Он даже имитировал характерный низкий голос Гули с приблатненной манерой вытягивания отдельных слов и носовым призвуком.

Конец его сна особенно заинтересовал Максима Петровича, который вышел его послушать из массовского кильдима. Это был уже слегка седеющий и полнеющий мужчина за пятьдесят, нижнюю часть лица которого обнимала густая, не очень ухоженная борода, а глаза почти закрывали широкие «брежневские» брови. Утираясь время от времени не слишком свежим носовым платочком, он внимательно слушал Спанчева, а в конце спросил:

- А что Найчоров?

Найчорова пока не было среди массовцев. Его зачем-то задержала «классуха».

- А что Найчоров? – не понял и переспросил Спанчев.

- Ну, с ним-то что?.. После того как нас всех молнией долбануло?.. Он добежал?..

Борис напрягся, пытаясь припомнить, при этом его голубые глаза быстро заморгали, а поднявшиеся брови изрезали лоб, облепленный желтыми прядками волос, широкими морщинами.

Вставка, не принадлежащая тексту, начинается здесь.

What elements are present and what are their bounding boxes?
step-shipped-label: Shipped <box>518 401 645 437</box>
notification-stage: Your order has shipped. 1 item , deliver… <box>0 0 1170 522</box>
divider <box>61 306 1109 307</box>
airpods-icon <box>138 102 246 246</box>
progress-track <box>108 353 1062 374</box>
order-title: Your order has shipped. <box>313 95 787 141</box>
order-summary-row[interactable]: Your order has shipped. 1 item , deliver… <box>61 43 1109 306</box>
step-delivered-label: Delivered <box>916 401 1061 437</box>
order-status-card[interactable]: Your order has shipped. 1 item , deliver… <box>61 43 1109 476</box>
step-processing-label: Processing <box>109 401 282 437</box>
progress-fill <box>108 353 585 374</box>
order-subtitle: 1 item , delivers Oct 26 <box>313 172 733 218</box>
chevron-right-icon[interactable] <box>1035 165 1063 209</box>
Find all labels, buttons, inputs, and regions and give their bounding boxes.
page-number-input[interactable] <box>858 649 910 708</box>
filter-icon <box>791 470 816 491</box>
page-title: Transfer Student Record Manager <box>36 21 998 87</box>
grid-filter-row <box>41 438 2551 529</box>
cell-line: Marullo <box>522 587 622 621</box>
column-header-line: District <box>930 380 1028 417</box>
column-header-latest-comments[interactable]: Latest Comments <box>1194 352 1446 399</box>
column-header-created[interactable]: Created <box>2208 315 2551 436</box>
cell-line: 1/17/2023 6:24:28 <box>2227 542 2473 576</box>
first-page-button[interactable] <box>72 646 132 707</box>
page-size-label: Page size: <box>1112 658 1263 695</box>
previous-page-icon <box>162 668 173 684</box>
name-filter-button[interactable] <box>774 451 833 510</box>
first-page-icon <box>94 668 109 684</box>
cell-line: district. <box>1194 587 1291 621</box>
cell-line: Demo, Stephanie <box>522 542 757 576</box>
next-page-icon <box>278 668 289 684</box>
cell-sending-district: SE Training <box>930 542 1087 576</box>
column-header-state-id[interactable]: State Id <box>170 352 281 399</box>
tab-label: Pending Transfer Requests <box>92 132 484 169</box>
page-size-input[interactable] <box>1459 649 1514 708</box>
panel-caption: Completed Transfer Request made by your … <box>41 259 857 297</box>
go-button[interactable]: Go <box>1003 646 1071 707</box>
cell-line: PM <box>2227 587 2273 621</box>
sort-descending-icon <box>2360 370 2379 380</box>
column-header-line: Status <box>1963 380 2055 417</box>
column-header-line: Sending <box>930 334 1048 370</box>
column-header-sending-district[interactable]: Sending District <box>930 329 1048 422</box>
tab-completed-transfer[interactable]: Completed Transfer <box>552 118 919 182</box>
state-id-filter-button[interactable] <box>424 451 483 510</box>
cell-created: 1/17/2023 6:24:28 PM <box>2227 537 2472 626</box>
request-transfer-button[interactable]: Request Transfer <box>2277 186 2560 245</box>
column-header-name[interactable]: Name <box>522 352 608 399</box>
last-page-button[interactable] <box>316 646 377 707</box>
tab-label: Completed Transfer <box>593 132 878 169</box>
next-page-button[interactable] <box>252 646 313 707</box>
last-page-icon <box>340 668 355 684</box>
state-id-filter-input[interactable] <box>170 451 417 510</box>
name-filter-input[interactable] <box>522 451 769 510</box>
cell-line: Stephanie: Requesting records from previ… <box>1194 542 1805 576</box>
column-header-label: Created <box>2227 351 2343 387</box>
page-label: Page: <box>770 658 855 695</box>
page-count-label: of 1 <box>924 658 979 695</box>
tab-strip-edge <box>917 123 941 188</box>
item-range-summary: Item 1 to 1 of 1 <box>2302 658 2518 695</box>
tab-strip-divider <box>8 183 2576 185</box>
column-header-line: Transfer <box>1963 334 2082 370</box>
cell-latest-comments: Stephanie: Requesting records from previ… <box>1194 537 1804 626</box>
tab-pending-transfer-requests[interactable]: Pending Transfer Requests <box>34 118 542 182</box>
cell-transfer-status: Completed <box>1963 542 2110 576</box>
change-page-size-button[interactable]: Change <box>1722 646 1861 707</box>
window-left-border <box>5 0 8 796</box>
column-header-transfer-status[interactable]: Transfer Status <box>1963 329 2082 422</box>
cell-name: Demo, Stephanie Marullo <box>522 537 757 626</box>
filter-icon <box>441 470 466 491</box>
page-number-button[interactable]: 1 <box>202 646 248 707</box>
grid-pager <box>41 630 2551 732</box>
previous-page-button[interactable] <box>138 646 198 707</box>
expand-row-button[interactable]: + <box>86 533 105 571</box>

Он даже открыл рот и по обыкновению стал чесать зубы.

- Нет, кажется… Не помню. Я уже проснулся… Да…

В это время по принципу «упомяни и появится» - в распахнутую настежь дверь массовки торопливо заскочил Найчоров Марат. Это был высокий худощавый паренек, с кавказскими чертами лица, но светлыми русыми волосами. Первое что бросалось в глаза – это немного странное, «остановившееся», выражение его лица с каким-то «вопросительным» оттенком. Как будто он был поражен какой-то пришедшей ему в голову мыслью, но эта мысль оказалась недостаточно ясной – и отсюда это вопросительное выражение.

- Вы что тут без меня?.. Меня Острога наша тормознула по поводу дублеров. («Острога» - это была кличка классной руководительницы 11 А по фамилии Острожная.)

- Эх, опять опоздал – не добежал!.. – пошутил от своего окна Василий Иванович.

Все дружно рассмеялись. И словно сговорились – как Марат не пытался расспросить всех, куда он опоздал и куда не добежал, все только отшучивались непонятными тому ссылками на «Сингель», «ливень», «молнию»…

В массовую тем временем собрались и все учителя-массовцы. Кроме Максима Петровича и Иваныча, это были в основном молодые учителя, чаще упоминаемые в своем кругу по именам, - «англичанка» Галина, «информатички» Полина и Евгения, «географиня» Юленька, и Светлана Ивановна Котик – собственно начальник «массовки» - зам. директора по воспитательной работе (ВР).